Corn from a Jar's been driving the RTT BlogPollMobile this week while I've been sleeping in the back seat. Having just awakened alone in a convenience store parking lot, I'd had the notion to take the wheel while he's inside paying the clerk, but, blast it, he took the keys with him. So I'm left here mumbling to myself waiting for him to return.
And . . . that's about enough of the lame metaphor. On to the Preseason BlogPoll Roundtable! CfaJ will be along shortly. Brian posits two questions about the first (there will be two this year) preseason BlogPoll: who's overrated, and who's underrated?
And for context, here's what we're talking about:My initial thought when I started writing this was to look at the BlogPoll, compare it to "our" poll, identify the two teams about which "we" were most out of whack with the rest of the balloteers, and then try to convince the rest of the voters that "we" were right and everybody else was wrong. That's probably what Brian was after as well, but now that I'm sitting here with my Phil Steele, I'm thinking "we" were wrong, and by "we" I mean that guy paying for the gas. He's getting an earful when he gets back. Here he comes now.

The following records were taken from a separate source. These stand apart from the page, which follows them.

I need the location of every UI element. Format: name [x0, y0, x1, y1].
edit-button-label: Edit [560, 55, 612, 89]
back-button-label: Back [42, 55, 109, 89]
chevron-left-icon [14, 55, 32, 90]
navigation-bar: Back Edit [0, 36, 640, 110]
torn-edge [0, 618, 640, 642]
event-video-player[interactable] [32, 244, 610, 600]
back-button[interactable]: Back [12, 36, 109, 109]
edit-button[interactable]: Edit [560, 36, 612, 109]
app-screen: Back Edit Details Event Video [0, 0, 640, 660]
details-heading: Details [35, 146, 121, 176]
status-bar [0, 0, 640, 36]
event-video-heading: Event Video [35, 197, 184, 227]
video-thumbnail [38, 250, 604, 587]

Florida State was ranked No. 18 in the BlogPoll, and they didn't even make our top 25. What gives? They're Steele's No. 1 surprise team of the year, for crying out loud. They return the most experienced group (eight starters on defense and six starters on offense) since 1999. And who's their competition in the ACC? Virginia Tech, who will be riding an emotional high? Need I remind you that a hapless Tennessee team kicked LSU while it was down in front of its rabid fans and a sympathetic nation? No, Florida State is underrated in the BlogPoll at large because "we" didn't even rank them.On to overrated. The BlogPoll has Arkansas at No. 20, and we have them at No. 14. My goodness. I know that they were really the only team that whooped us last year, but have you read any news over the summer? Need I remind you what happens when a team is in disarray?
Arkansas' Las Cronicas Locas de Boss Hawg makes the summer giving birth to the Fulmer Cup and death to The Season of Which We Do Not Speak look like the dramatic equivalent of a teenage girl's first pimple. I half expect the next revelation to be that Darren McFadden dresses like a woman not for laughs, but because that's how Uncle Houston likes him. No way they make it through the season without imploding. No, the Razorbacks shouldn't be ranked No. 14 or even No. 20.
What? Do I want to drive? No. I just want to criticize you.